A Guide to Buying and Cooking Oysters
Although oysters were once the food of the poor, today you’re more likely to find oysters at the world’s great restaurants. Considered an aphrodisiac since ancient times, oysters add a touch of romance and class to any table.
Oysters are easy to cook, too – not to mention healthy. Oysters are much lower in calories, cholesterol, and fat than poultry.
How to Buy Fresh Oysters
Oysters vary in taste according to where they are harvested (because whatever nutrients and minerals are in the mud and water around the shellfish change the flavor of the oyster’s flesh). However, there are some good general guidelines for buying fresh oyster. For example, the shellfish should always be wet, with a sweet and mild scent.
If the oyster shell remains closed even after you tap it with your finger, if open shells don’t snap shut when you tap them, or if the oysters have a strong smell, they aren’t fit for eating.
The deeper the oyster’s shell, the more meat you’ll be buying, and the smaller the oyster, the more tender and flavorful the meat will be.
How to Store and Prepare Oysters
Bring fresh oysters home as soon as possible and lay them flat on a baking tray. Cover them with a damp towel and store the tray in the refrigerator. The oysters will keep for up to two days this way, but it’s better to cook them the same day you purchase them.
To “shuck” the oyster (or remove it from its shell), first wash it with a stiff brush under cold running tap water. Next, place the oyster on the countertop and hold it so the thin end is pointing toward you and the deepest part of the shell is on the counter.
With your dominant hand, use an oyster knife to pry between the shells at the thin end. Move the blade from side to side to cut the muscle that attaches the oyster to its shell. With a sharp twist, remove the shell, then repeat on the other end of the muscle. Remove the oyster with a fork. You may wish to wear heavy gloves when shucking oysters, to prevent cutting yourself.
Alternatively, you can microwave the oyster for about 20 seconds, which kills the shellfish and makes its shell easy to open.
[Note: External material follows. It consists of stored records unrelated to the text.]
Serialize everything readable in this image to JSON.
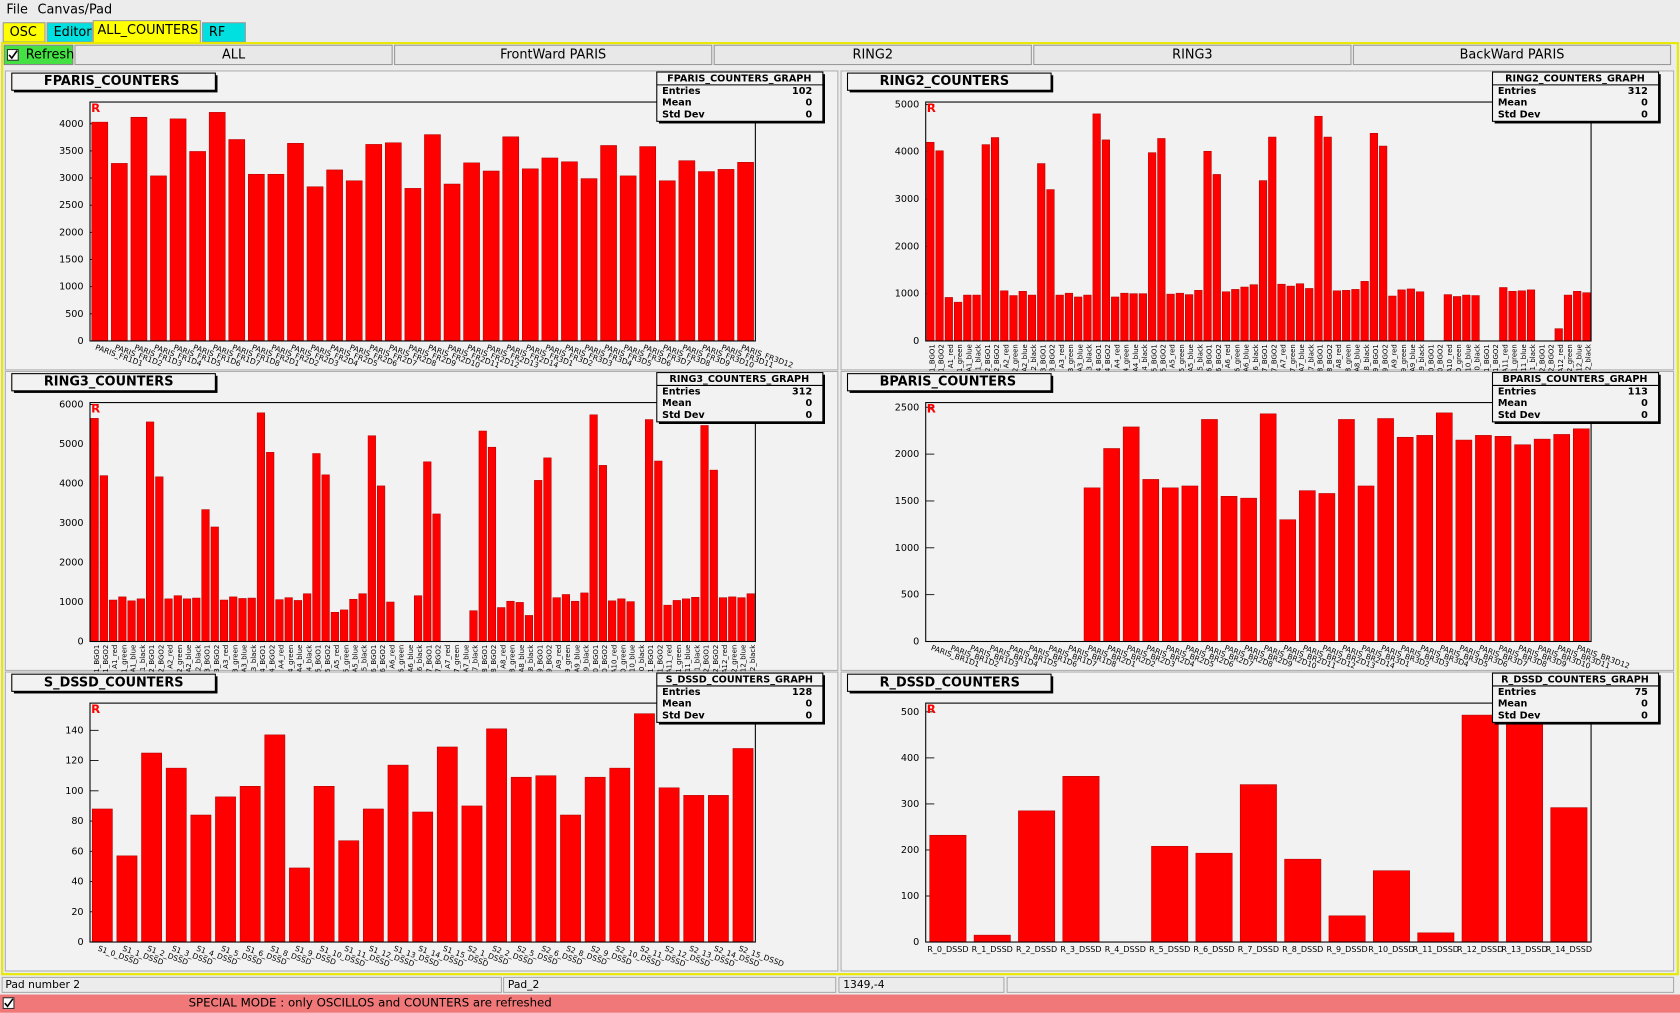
{
  "menu": [
    "File",
    "Canvas/Pad"
  ],
  "tabs": [
    "OSC",
    "Editor",
    "ALL_COUNTERS",
    "RF"
  ],
  "refresh": "Refresh",
  "subtabs": [
    "ALL",
    "FrontWard PARIS",
    "RING2",
    "RING3",
    "BackWard PARIS"
  ],
  "pad_marker": "R",
  "chart_data": [
    {
      "type": "bar",
      "title": "FPARIS_COUNTERS",
      "color": "#ff0000",
      "stats": {
        "title": "FPARIS_COUNTERS_GRAPH",
        "rows": [
          {
            "label": "Entries",
            "value": 102
          },
          {
            "label": "Mean",
            "value": 0
          },
          {
            "label": "Std Dev",
            "value": 0
          }
        ]
      },
      "categories": [
        "PARIS_FR1D1",
        "PARIS_FR1D2",
        "PARIS_FR1D3",
        "PARIS_FR1D4",
        "PARIS_FR1D5",
        "PARIS_FR1D6",
        "PARIS_FR1D7",
        "PARIS_FR1D8",
        "PARIS_FR2D1",
        "PARIS_FR2D2",
        "PARIS_FR2D3",
        "PARIS_FR2D4",
        "PARIS_FR2D5",
        "PARIS_FR2D6",
        "PARIS_FR2D7",
        "PARIS_FR2D8",
        "PARIS_FR2D9",
        "PARIS_FR2D10",
        "PARIS_FR2D11",
        "PARIS_FR2D12",
        "PARIS_FR2D13",
        "PARIS_FR2D14",
        "PARIS_FR3D1",
        "PARIS_FR3D2",
        "PARIS_FR3D3",
        "PARIS_FR3D4",
        "PARIS_FR3D5",
        "PARIS_FR3D6",
        "PARIS_FR3D7",
        "PARIS_FR3D8",
        "PARIS_FR3D9",
        "PARIS_FR3D10",
        "PARIS_FR3D11",
        "PARIS_FR3D12"
      ],
      "values": [
        4030,
        3270,
        4120,
        3040,
        4090,
        3490,
        4210,
        3710,
        3070,
        3070,
        3640,
        2840,
        3150,
        2950,
        3620,
        3650,
        2810,
        3800,
        2890,
        3280,
        3130,
        3760,
        3170,
        3370,
        3300,
        2990,
        3600,
        3040,
        3580,
        2950,
        3320,
        3120,
        3160,
        3290
      ],
      "ylim": [
        0,
        4400
      ],
      "yticks": [
        0,
        500,
        1000,
        1500,
        2000,
        2500,
        3000,
        3500,
        4000
      ]
    },
    {
      "type": "bar",
      "title": "RING2_COUNTERS",
      "color": "#ff0000",
      "stats": {
        "title": "RING2_COUNTERS_GRAPH",
        "rows": [
          {
            "label": "Entries",
            "value": 312
          },
          {
            "label": "Mean",
            "value": 0
          },
          {
            "label": "Std Dev",
            "value": 0
          }
        ]
      },
      "categories": [
        "1_BGO1",
        "1_BGO2",
        "A1_red",
        "A1_green",
        "A1_blue",
        "A1_black",
        "2_BGO1",
        "2_BGO2",
        "A2_red",
        "A2_green",
        "A2_blue",
        "A2_black",
        "3_BGO1",
        "3_BGO2",
        "A3_red",
        "A3_green",
        "A3_blue",
        "A3_black",
        "4_BGO1",
        "4_BGO2",
        "A4_red",
        "A4_green",
        "A4_blue",
        "A4_black",
        "5_BGO1",
        "5_BGO2",
        "A5_red",
        "A5_green",
        "A5_blue",
        "A5_black",
        "6_BGO1",
        "6_BGO2",
        "A6_red",
        "A6_green",
        "A6_blue",
        "A6_black",
        "7_BGO1",
        "7_BGO2",
        "A7_red",
        "A7_green",
        "A7_blue",
        "A7_black",
        "8_BGO1",
        "8_BGO2",
        "A8_red",
        "A8_green",
        "A8_blue",
        "A8_black",
        "9_BGO1",
        "9_BGO2",
        "A9_red",
        "A9_green",
        "A9_blue",
        "A9_black",
        "10_BGO1",
        "10_BGO2",
        "A10_red",
        "A10_green",
        "A10_blue",
        "A10_black",
        "11_BGO1",
        "11_BGO2",
        "A11_red",
        "A11_green",
        "A11_blue",
        "A11_black",
        "12_BGO1",
        "12_BGO2",
        "A12_red",
        "A12_green",
        "A12_blue",
        "A12_black"
      ],
      "values": [
        4200,
        4020,
        920,
        820,
        970,
        970,
        4150,
        4300,
        1060,
        960,
        1050,
        970,
        3750,
        3200,
        970,
        1010,
        930,
        970,
        4800,
        4250,
        930,
        1010,
        1000,
        1000,
        3980,
        4280,
        990,
        1010,
        980,
        1070,
        4010,
        3520,
        1040,
        1090,
        1140,
        1190,
        3390,
        4310,
        1200,
        1160,
        1210,
        1110,
        4750,
        4310,
        1060,
        1070,
        1090,
        1260,
        4390,
        4120,
        950,
        1080,
        1100,
        1040,
        0,
        0,
        980,
        940,
        970,
        960,
        0,
        0,
        1130,
        1050,
        1060,
        1080,
        0,
        0,
        260,
        970,
        1050,
        1020
      ],
      "ylim": [
        0,
        5050
      ],
      "yticks": [
        0,
        1000,
        2000,
        3000,
        4000,
        5000
      ]
    },
    {
      "type": "bar",
      "title": "RING3_COUNTERS",
      "color": "#ff0000",
      "stats": {
        "title": "RING3_COUNTERS_GRAPH",
        "rows": [
          {
            "label": "Entries",
            "value": 312
          },
          {
            "label": "Mean",
            "value": 0
          },
          {
            "label": "Std Dev",
            "value": 0
          }
        ]
      },
      "categories": [
        "1_BGO1",
        "1_BGO2",
        "A1_red",
        "A1_green",
        "A1_blue",
        "A1_black",
        "2_BGO1",
        "2_BGO2",
        "A2_red",
        "A2_green",
        "A2_blue",
        "A2_black",
        "3_BGO1",
        "3_BGO2",
        "A3_red",
        "A3_green",
        "A3_blue",
        "A3_black",
        "4_BGO1",
        "4_BGO2",
        "A4_red",
        "A4_green",
        "A4_blue",
        "A4_black",
        "5_BGO1",
        "5_BGO2",
        "A5_red",
        "A5_green",
        "A5_blue",
        "A5_black",
        "6_BGO1",
        "6_BGO2",
        "A6_red",
        "A6_green",
        "A6_blue",
        "A6_black",
        "7_BGO1",
        "7_BGO2",
        "A7_red",
        "A7_green",
        "A7_blue",
        "A7_black",
        "8_BGO1",
        "8_BGO2",
        "A8_red",
        "A8_green",
        "A8_blue",
        "A8_black",
        "9_BGO1",
        "9_BGO2",
        "A9_red",
        "A9_green",
        "A9_blue",
        "A9_black",
        "10_BGO1",
        "10_BGO2",
        "A10_red",
        "A10_green",
        "A10_blue",
        "A10_black",
        "11_BGO1",
        "11_BGO2",
        "A11_red",
        "A11_green",
        "A11_blue",
        "A11_black",
        "12_BGO1",
        "12_BGO2",
        "A12_red",
        "A12_green",
        "A12_blue",
        "A12_black"
      ],
      "values": [
        5650,
        4200,
        1050,
        1130,
        1030,
        1080,
        5560,
        4170,
        1080,
        1160,
        1080,
        1100,
        3340,
        2900,
        1050,
        1130,
        1090,
        1100,
        5790,
        4790,
        1060,
        1110,
        1040,
        1210,
        4760,
        4220,
        740,
        800,
        1070,
        1210,
        5210,
        3940,
        1000,
        0,
        0,
        1160,
        4550,
        3230,
        0,
        0,
        0,
        780,
        5330,
        4920,
        860,
        1020,
        990,
        660,
        4080,
        4650,
        1110,
        1190,
        1020,
        1230,
        5740,
        4460,
        1030,
        1080,
        1010,
        0,
        5620,
        4570,
        920,
        1040,
        1080,
        1120,
        5470,
        4340,
        1110,
        1130,
        1110,
        1210
      ],
      "ylim": [
        0,
        6050
      ],
      "yticks": [
        0,
        1000,
        2000,
        3000,
        4000,
        5000,
        6000
      ]
    },
    {
      "type": "bar",
      "title": "BPARIS_COUNTERS",
      "color": "#ff0000",
      "stats": {
        "title": "BPARIS_COUNTERS_GRAPH",
        "rows": [
          {
            "label": "Entries",
            "value": 113
          },
          {
            "label": "Mean",
            "value": 0
          },
          {
            "label": "Std Dev",
            "value": 0
          }
        ]
      },
      "categories": [
        "PARIS_BR1D1",
        "PARIS_BR1D2",
        "PARIS_BR1D3",
        "PARIS_BR1D4",
        "PARIS_BR1D5",
        "PARIS_BR1D6",
        "PARIS_BR1D7",
        "PARIS_BR1D8",
        "PARIS_BR2D1",
        "PARIS_BR2D2",
        "PARIS_BR2D3",
        "PARIS_BR2D4",
        "PARIS_BR2D5",
        "PARIS_BR2D6",
        "PARIS_BR2D7",
        "PARIS_BR2D8",
        "PARIS_BR2D9",
        "PARIS_BR2D10",
        "PARIS_BR2D11",
        "PARIS_BR2D12",
        "PARIS_BR2D13",
        "PARIS_BR2D14",
        "PARIS_BR3D1",
        "PARIS_BR3D2",
        "PARIS_BR3D3",
        "PARIS_BR3D4",
        "PARIS_BR3D5",
        "PARIS_BR3D6",
        "PARIS_BR3D7",
        "PARIS_BR3D8",
        "PARIS_BR3D9",
        "PARIS_BR3D10",
        "PARIS_BR3D11",
        "PARIS_BR3D12"
      ],
      "values": [
        0,
        0,
        0,
        0,
        0,
        0,
        0,
        0,
        1640,
        2060,
        2290,
        1730,
        1640,
        1660,
        2370,
        1550,
        1530,
        2430,
        1300,
        1610,
        1580,
        2370,
        1660,
        2380,
        2180,
        2200,
        2440,
        2150,
        2200,
        2190,
        2100,
        2160,
        2210,
        2270
      ],
      "ylim": [
        0,
        2550
      ],
      "yticks": [
        0,
        500,
        1000,
        1500,
        2000,
        2500
      ]
    },
    {
      "type": "bar",
      "title": "S_DSSD_COUNTERS",
      "color": "#ff0000",
      "stats": {
        "title": "S_DSSD_COUNTERS_GRAPH",
        "rows": [
          {
            "label": "Entries",
            "value": 128
          },
          {
            "label": "Mean",
            "value": 0
          },
          {
            "label": "Std Dev",
            "value": 0
          }
        ]
      },
      "categories": [
        "S1_0_DSSD",
        "S1_1_DSSD",
        "S1_2_DSSD",
        "S1_3_DSSD",
        "S1_4_DSSD",
        "S1_5_DSSD",
        "S1_6_DSSD",
        "S1_8_DSSD",
        "S1_9_DSSD",
        "S1_10_DSSD",
        "S1_11_DSSD",
        "S1_12_DSSD",
        "S1_13_DSSD",
        "S1_14_DSSD",
        "S1_15_DSSD",
        "S2_1_DSSD",
        "S2_2_DSSD",
        "S2_5_DSSD",
        "S2_6_DSSD",
        "S2_8_DSSD",
        "S2_9_DSSD",
        "S2_10_DSSD",
        "S2_11_DSSD",
        "S2_12_DSSD",
        "S2_13_DSSD",
        "S2_14_DSSD",
        "S2_15_DSSD"
      ],
      "values": [
        88,
        57,
        125,
        115,
        84,
        96,
        103,
        137,
        49,
        103,
        67,
        88,
        117,
        86,
        129,
        90,
        141,
        109,
        110,
        84,
        109,
        115,
        151,
        102,
        97,
        97,
        128
      ],
      "ylim": [
        0,
        158
      ],
      "yticks": [
        0,
        20,
        40,
        60,
        80,
        100,
        120,
        140
      ]
    },
    {
      "type": "bar",
      "title": "R_DSSD_COUNTERS",
      "color": "#ff0000",
      "stats": {
        "title": "R_DSSD_COUNTERS_GRAPH",
        "rows": [
          {
            "label": "Entries",
            "value": 75
          },
          {
            "label": "Mean",
            "value": 0
          },
          {
            "label": "Std Dev",
            "value": 0
          }
        ]
      },
      "categories": [
        "R_0_DSSD",
        "R_1_DSSD",
        "R_2_DSSD",
        "R_3_DSSD",
        "R_4_DSSD",
        "R_5_DSSD",
        "R_6_DSSD",
        "R_7_DSSD",
        "R_8_DSSD",
        "R_9_DSSD",
        "R_10_DSSD",
        "R_11_DSSD",
        "R_12_DSSD",
        "R_13_DSSD",
        "R_14_DSSD"
      ],
      "values": [
        232,
        15,
        285,
        360,
        0,
        208,
        193,
        342,
        180,
        57,
        155,
        20,
        493,
        488,
        292
      ],
      "ylim": [
        0,
        519
      ],
      "yticks": [
        0,
        100,
        200,
        300,
        400,
        500
      ]
    }
  ],
  "status": [
    "Pad number 2",
    "Pad_2",
    "1349,-4"
  ],
  "special": "SPECIAL MODE : only OSCILLOS and COUNTERS are refreshed"
}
Other methods for making the shell easier to pry open include freezing the oyster in its shell for about 20 minutes, then letting it come to room temperature, or steaming the oysters for about 10 seconds.
How to Cook Oysters
Oyster aficionados often claim oyster is best eaten simply, with a little lemon juice or horseradish on the side. You can make a tasteful oyster sauce by mixing a half cup each of tarragon vinegar and red-wine vinegar, plus a tablespoon of minced shallots and a few pinches of pepper.
Or, try one of Our Deer’s oyster recipes.
Just remember not to overcook oysters, or they’ll turn rubbery. When the edges of the meat start curling, they are done.